Le 22 septembre 2017, le nouveau médecin en charge de M. Lambert a informé la famille de ce dernier de sa décision d’engager une nouvelle procédure collégiale. Au terme de celle-ci, ce médecin a, le 9 avril 2018, pris la décision d’arrêter les traitements de nutrition et d’hydratation artificielles de M. Vincent Lambert, en accompagnant l’arrêt de ce traitement d’une sédation profonde et continue. Le Conseil d’État a considéré, par une décision du 24 avril 2019 (JRCE, 24 avril 2019, Mme Lambert et autres, n° 428117), qu’étaient réunies les différentes conditions exigées par la loi pour que la décision d’arrêter l’alimentation et l’hydratation artificielles de M. Lambert, en accompagnant l’arrêt de ce traitement d’une sédation profonde et continue, puisse être prise par le médecin en charge du patient. En conséquence, il a jugé que cette décision ne peut être considérée comme illégale et a rejeté la demande de suspension des requérants. Par une décision du 30 avril 2019, la Cour européenne des droits de l’homme après avoir rappelé les termes son arrêt du 5 juin 2015, a refusé de prendre les mesures provisoires demandées par les requérants qui avaient pour objet de suspendre l’exécution de l’arrêt du CE du 24 avril 2019 et de prononcer une interdiction de sortie du territoire de M. Lambert, qu’elle estime avoir pour but de s’opposer à l’arrêt des traitements.

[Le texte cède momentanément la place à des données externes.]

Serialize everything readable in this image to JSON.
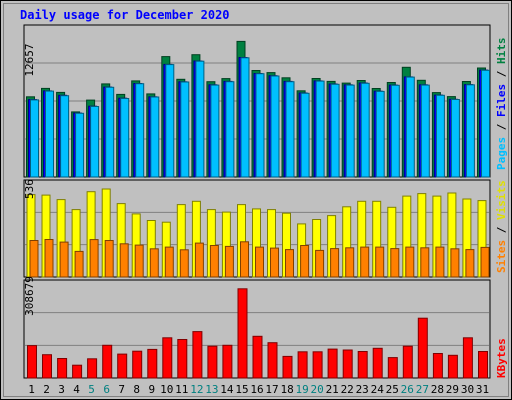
{
  "chart_data": [
    {
      "type": "bar",
      "title": "Daily usage for December 2020",
      "days": [
        "1",
        "2",
        "3",
        "4",
        "5",
        "6",
        "7",
        "8",
        "9",
        "10",
        "11",
        "12",
        "13",
        "14",
        "15",
        "16",
        "17",
        "18",
        "19",
        "20",
        "21",
        "22",
        "23",
        "24",
        "25",
        "26",
        "27",
        "28",
        "29",
        "30",
        "31"
      ],
      "weekend_days": [
        5,
        6,
        12,
        13,
        19,
        20,
        26,
        27
      ],
      "ymax": 12657,
      "ylabel": "12657",
      "legend": [
        "Pages",
        "Files",
        "Hits"
      ],
      "series": [
        {
          "name": "Hits",
          "color": "#008040",
          "values": [
            7050,
            7790,
            7440,
            5720,
            6760,
            8180,
            7260,
            8450,
            7300,
            10580,
            8590,
            10750,
            8380,
            8650,
            11920,
            9360,
            9180,
            8720,
            7580,
            8660,
            8400,
            8250,
            8480,
            7780,
            8310,
            9640,
            8500,
            7420,
            7070,
            8390,
            9580
          ]
        },
        {
          "name": "Files",
          "color": "#0000ff",
          "values": [
            6800,
            7570,
            7180,
            5620,
            6220,
            7900,
            6930,
            8220,
            7050,
            9900,
            8370,
            10200,
            8100,
            8400,
            10500,
            9100,
            8900,
            8400,
            7380,
            8450,
            8170,
            8100,
            8260,
            7540,
            8080,
            8800,
            8100,
            7200,
            6830,
            8120,
            9400
          ]
        },
        {
          "name": "Pages",
          "color": "#00c0ff",
          "values": [
            6780,
            7550,
            7150,
            5600,
            6200,
            7880,
            6900,
            8200,
            7030,
            9880,
            8350,
            10180,
            8080,
            8380,
            10480,
            9080,
            8880,
            8380,
            7360,
            8430,
            8150,
            8080,
            8240,
            7520,
            8060,
            8780,
            8080,
            7180,
            6810,
            8100,
            9380
          ]
        }
      ]
    },
    {
      "type": "bar",
      "ymax": 536,
      "ylabel": "536",
      "legend": [
        "Sites",
        "Visits"
      ],
      "series": [
        {
          "name": "Visits",
          "color": "#ffff00",
          "values": [
            496,
            493,
            466,
            406,
            514,
            530,
            442,
            380,
            340,
            330,
            436,
            456,
            406,
            391,
            436,
            410,
            406,
            384,
            320,
            346,
            370,
            423,
            456,
            456,
            420,
            487,
            502,
            487,
            506,
            470,
            460
          ]
        },
        {
          "name": "Sites",
          "color": "#ff8000",
          "values": [
            220,
            226,
            210,
            154,
            225,
            220,
            200,
            192,
            170,
            180,
            164,
            204,
            190,
            184,
            212,
            180,
            174,
            165,
            190,
            160,
            171,
            176,
            180,
            180,
            171,
            180,
            176,
            180,
            170,
            165,
            178
          ]
        }
      ]
    },
    {
      "type": "bar",
      "ymax": 308679,
      "ylabel": "308679",
      "legend": [
        "KBytes"
      ],
      "series": [
        {
          "name": "KBytes",
          "color": "#ff0000",
          "values": [
            111000,
            80000,
            67000,
            44000,
            66000,
            112000,
            82000,
            92000,
            98000,
            138000,
            132000,
            159000,
            109000,
            112000,
            306000,
            143000,
            121000,
            74000,
            90000,
            90000,
            99000,
            96000,
            91000,
            102000,
            70000,
            109000,
            205000,
            84000,
            78000,
            138000,
            91000
          ]
        }
      ]
    }
  ]
}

Le Conseil d’Etat a été conduit à appliquer les principes dégagés dans les décisions Lambert du 14 février 2014 et du 24 juin 2014, au cas d’un patient mineur, ce qui l’a amené à apporter des précisions supplémentaires quant aux obligations qui incombent au médecin en charge d’un tel patient. Il a en effet jugé que lorsque le patient hors d’état d’exprimer sa volonté est un mineur, il incombe au médecin, non seulement de rechercher, en consultant sa famille et ses proches et en tenant compte de l’âge du patient, si sa volonté a pu trouver à s’exprimer antérieurement, mais également, de s’efforcer, en y attachant une attention particulière, de parvenir à un accord sur la décision à prendre avec ses parents ou son représentant légal, titulaires de l’autorité parentale. Dans l’hypothèse où le médecin n’est pas parvenu à un tel accord, il lui appartient, s’il estime que la poursuite du traitement traduirait une obstination déraisonnable, après avoir mis en œuvre la procédure collégiale, de prendre la décision de limitation ou d’arrêt de traitement. Cette décision doit être notifiée à ses parents ou à son représentant légal afin notamment de leur permettre d’exercer un recours en temps utile, ce qui implique en particulier que le médecin ne peut mettre en œuvre cette décision avant que les parents ou le représentant légal du jeune patient, qui pourraient vouloir saisir la juridiction compétente d’un recours, n’aient pu le faire et obtenir une décision de sa part. (JRCE, 5 janvier 2018, Mme A. et M. B., n°416689 ; Rec.)